25. Comme cela a déjà été souligné, l'objectif principal de la directive est l'élimination inoffensive pour l'environnement des huiles usagées, objectif que l'article 2 impose comme obligation aux Etats membres.

26. La directive prévoit notamment dans son article 3 que les Etats membres prennent les mesures nécessaires pour que, dans la mesure du possible, l'élimination des huiles usagées soit effectuée par réutilisation (régénération et/ou combustion) a des fins autres que la destruction et dans son article 4 que les Etats membres interdisent tout dépôt, rejet ou traitement de ces huiles d'une façon qui provoquerait des effets préjudiciables pour les eaux, le sol et l'air.

27. Afin d'assurer le respect de ces mesures, l'article 6 de la directive dispose que toute entreprise qui élimine les huiles usagées doit obtenir une autorisation, accordée par l'Administration nationale compétente, pour autant que de besoin après examen des installations et visant à imposer les conditions requises par l'état de la technique.

28. Outre ce contrôle préventif, des mesures de contrôle a posteriori sont prévues par les articles 11 et 12 de la directive, qui exigent, d'une part, la communication par les entreprises des renseignements sur l'élimination et le dépôt des huiles usagées et de leurs résidus et, d'autre part, le contrôle périodique de ces entreprises, notamment en ce qui concerne le respect des conditions requises par l'autorisation.

29. Il découle de ces dispositions que la directive impose aux Etats membres d'interdire toute forme d'élimination des huiles usagées qui auraient des effets préjudiciables sur l'environnement. C'est dans ce but que la directive oblige les Etats membres a instituer un système d'agrément préalable et de contrôle a posteriori efficace.

30. Il convient donc de répondre à la deuxième question que l'interdiction de brûlage des huiles usagées a des conditions autres que celles permises dans le cadre d'une réglementation du type de la réglementation française n'est pas incompatible avec la directive 75-439.

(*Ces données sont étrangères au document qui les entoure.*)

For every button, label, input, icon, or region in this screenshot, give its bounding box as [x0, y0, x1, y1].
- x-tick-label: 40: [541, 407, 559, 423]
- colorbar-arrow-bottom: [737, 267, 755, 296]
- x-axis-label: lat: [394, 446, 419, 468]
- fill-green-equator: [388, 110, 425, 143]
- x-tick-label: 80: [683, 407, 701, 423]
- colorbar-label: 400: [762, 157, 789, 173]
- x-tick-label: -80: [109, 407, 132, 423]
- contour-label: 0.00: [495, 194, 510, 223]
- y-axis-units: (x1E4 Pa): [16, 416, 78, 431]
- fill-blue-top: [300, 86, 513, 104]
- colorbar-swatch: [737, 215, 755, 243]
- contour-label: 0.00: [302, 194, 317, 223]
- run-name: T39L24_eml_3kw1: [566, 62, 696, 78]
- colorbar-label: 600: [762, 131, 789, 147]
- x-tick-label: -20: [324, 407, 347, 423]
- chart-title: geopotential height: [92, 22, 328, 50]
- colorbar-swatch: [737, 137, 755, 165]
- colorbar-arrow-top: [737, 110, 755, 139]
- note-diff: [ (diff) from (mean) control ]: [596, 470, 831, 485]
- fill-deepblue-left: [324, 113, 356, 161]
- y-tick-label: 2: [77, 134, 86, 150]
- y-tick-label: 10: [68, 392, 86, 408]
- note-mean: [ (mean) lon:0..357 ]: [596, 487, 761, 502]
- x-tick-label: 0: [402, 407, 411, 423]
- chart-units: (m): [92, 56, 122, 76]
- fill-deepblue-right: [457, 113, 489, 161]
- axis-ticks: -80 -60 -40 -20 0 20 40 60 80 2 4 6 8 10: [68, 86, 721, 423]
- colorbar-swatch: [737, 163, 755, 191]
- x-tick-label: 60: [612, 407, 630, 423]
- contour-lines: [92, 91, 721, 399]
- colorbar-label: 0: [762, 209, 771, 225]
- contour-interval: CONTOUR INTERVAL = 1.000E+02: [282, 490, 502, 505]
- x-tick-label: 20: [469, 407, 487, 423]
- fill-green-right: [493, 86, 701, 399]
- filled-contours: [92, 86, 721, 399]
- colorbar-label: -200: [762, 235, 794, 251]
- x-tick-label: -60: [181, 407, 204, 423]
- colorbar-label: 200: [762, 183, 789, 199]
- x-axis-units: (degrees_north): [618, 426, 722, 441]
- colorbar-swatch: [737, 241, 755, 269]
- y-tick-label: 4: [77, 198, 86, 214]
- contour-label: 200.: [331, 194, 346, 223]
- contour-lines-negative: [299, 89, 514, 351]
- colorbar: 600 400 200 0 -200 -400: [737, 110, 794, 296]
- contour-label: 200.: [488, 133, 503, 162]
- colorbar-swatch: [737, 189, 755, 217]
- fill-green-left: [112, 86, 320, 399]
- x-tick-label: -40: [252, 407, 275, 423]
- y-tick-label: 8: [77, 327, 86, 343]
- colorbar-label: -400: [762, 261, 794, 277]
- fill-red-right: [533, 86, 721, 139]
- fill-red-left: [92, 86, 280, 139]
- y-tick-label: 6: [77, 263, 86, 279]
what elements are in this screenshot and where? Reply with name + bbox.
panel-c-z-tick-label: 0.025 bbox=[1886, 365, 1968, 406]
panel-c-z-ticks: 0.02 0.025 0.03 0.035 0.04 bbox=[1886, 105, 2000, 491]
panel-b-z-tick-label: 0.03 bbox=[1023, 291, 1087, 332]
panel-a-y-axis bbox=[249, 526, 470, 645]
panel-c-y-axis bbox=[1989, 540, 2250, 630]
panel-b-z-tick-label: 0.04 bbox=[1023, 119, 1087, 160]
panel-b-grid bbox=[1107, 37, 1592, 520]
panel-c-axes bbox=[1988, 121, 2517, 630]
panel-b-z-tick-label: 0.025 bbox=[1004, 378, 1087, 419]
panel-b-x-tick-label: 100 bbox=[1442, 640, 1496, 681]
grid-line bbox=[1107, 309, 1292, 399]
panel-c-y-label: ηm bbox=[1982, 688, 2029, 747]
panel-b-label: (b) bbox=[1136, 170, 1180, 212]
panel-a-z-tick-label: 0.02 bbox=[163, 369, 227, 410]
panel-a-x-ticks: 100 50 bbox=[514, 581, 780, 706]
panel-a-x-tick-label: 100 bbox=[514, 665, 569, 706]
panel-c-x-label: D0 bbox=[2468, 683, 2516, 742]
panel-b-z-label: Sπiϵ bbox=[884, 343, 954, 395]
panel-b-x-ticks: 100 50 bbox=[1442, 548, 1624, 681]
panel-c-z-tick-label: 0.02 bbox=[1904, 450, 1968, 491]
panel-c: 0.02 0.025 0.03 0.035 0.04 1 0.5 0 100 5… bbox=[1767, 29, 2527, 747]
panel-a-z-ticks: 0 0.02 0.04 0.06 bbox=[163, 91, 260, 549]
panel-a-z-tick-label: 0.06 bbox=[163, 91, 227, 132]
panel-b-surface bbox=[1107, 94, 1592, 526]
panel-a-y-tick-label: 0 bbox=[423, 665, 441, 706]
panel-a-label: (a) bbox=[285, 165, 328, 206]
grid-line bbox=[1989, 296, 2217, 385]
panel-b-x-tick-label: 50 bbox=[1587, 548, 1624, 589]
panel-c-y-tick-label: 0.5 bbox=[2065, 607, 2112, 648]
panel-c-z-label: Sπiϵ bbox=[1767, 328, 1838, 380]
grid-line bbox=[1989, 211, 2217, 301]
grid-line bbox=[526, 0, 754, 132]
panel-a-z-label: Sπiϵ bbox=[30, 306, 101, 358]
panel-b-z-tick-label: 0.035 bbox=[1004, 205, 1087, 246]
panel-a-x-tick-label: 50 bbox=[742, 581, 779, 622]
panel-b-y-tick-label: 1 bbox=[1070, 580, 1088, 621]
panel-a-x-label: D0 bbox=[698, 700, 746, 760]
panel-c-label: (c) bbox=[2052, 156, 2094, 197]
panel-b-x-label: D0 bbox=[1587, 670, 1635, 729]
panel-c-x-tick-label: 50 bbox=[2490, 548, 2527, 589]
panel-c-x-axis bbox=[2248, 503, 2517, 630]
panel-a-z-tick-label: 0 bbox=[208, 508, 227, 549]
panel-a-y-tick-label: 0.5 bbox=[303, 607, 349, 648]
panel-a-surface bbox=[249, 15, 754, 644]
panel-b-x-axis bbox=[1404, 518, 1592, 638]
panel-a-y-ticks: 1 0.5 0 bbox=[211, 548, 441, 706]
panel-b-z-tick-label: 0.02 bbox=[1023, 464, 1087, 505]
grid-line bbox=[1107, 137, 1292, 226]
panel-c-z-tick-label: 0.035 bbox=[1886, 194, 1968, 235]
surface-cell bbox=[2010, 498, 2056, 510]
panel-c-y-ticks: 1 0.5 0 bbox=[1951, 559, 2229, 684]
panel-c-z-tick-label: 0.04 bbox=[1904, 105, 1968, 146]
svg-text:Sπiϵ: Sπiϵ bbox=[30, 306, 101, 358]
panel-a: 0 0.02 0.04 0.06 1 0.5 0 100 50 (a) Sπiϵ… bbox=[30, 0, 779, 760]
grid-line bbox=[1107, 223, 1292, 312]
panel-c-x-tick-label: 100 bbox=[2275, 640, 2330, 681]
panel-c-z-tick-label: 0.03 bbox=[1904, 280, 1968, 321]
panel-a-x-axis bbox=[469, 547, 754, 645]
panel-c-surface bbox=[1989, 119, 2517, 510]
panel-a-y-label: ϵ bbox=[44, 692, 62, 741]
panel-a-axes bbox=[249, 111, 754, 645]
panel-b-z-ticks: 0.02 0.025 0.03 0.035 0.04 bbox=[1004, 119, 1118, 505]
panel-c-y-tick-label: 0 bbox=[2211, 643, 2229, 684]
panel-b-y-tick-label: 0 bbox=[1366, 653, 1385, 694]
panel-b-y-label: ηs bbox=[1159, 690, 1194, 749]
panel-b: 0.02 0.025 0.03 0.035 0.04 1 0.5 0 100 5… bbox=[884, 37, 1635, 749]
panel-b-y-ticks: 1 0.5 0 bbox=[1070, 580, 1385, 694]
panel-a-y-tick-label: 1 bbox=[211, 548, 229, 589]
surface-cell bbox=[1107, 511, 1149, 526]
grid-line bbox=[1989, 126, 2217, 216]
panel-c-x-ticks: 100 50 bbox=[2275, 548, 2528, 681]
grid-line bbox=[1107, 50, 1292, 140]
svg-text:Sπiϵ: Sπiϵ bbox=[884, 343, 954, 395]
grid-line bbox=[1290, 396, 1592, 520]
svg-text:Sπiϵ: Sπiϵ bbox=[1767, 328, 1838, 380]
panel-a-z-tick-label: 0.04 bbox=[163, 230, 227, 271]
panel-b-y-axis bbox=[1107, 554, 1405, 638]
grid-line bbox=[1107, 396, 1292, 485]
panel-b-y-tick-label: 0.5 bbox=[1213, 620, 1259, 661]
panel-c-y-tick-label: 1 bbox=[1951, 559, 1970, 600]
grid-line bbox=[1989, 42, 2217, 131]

31. Sur les dépens les frais exposés par les Gouvernements allemand, français et italien, ainsi que par la Commission et le Conseil des Communautés européennes, qui ont soumis des observations à la Cour, ne peuvent faire l'objet d'un remboursement. La procédure revêtant, a l'égard des parties au principal, le caractère d'un incident soulevé devant la juridiction nationale, il appartient a celle-ci de statuer sur les dépens.

Par ces motifs,

LA COUR,

Statuant sur les questions à elles soumises par le Tribunal de grande instance de Créteil, par jugement du 23 mars 1983, dit pour droit :

1) l'examen des articles 5, 6, 13 et 14 de la directive 75-439 du Conseil, du 16 juin 1975, n'a révèlé aucun élément de nature a mettre en doute leur validité.

2) l'interdiction de brûlage des huiles usagées à des conditions autres que celles permises dans le cadre d'une réglementation du type de la réglementation française n'est pas incompatible avec la directive 75-439.